The latest debate in HR is whether underlings should sit in on an interview with someone who’s applying to be their boss. Some love the idea. Others, not so much.
The situation is that you have someone coming in to interview for a supervisory job. Usually, HR gets involved, along with the hiring manager and maybe a few employees who would be peers of the applicant if hired.
But what about including workers who would answer to the applicant? Some companies are doing it. Here, from their experience, are three typical problems and the solutions:
- Problem: The worker feels in charge and free to grill the applicant, setting up an adversarial relationship before the manager is even hired.
Solution: Set some boundaries before the interview — maybe asking the worker to formulate a few questions beforehand, which you can review. Ask the worker to stick with those questions, and possibly a follow-up or two.
- Problem: The applicant appears to resent being interviewed by a potential underling
Solution: When setting up a meeting time, try to be sure to tell the applicant who’ll be in the interview. That’s the best time to gauge the applicant’s reaction. Someone who seems hostile to the idea could be the type of boss who doesn’t consult with subordinates for their ideas.

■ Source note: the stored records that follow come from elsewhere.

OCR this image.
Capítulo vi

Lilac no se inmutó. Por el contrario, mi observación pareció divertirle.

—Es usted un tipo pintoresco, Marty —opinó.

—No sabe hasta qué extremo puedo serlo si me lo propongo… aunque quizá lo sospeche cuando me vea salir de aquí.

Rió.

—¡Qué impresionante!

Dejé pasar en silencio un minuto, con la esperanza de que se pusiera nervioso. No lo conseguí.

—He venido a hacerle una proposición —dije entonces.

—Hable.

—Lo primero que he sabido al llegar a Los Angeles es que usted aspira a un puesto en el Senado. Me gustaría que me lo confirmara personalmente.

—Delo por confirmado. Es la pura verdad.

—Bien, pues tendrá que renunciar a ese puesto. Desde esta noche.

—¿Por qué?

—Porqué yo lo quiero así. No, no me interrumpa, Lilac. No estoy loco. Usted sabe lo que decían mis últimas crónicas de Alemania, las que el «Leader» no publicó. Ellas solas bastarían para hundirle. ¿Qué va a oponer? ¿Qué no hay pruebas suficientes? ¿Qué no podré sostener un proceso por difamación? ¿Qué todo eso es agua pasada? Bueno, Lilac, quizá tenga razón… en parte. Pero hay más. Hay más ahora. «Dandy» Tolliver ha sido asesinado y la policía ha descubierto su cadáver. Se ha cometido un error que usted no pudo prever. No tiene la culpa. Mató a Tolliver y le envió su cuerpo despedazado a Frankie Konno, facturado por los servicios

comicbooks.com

- Problem: The subordinates are marginal performers who, you feel, wouldn’t represent the company in the best way.
Solution: That’s a big problem. You have a couple of choices: (a) You can decide to can the whole idea, until you get someone on board who appears to have the right stuff. (b) You can pick the best of the bunch — if you feel that person really will handle the situation properly — and keep using that person until something better or equal comes along. Don’t feel obligated to rotate the job among several marginal people, just because you want to give everyone a chance.
The usual guidelines that seem to work best are that the worker has input into the decision about whether to hire the boss, but not the power to veto or OK the choice. In other words, the worker provides another source of information that can be used to make the decision.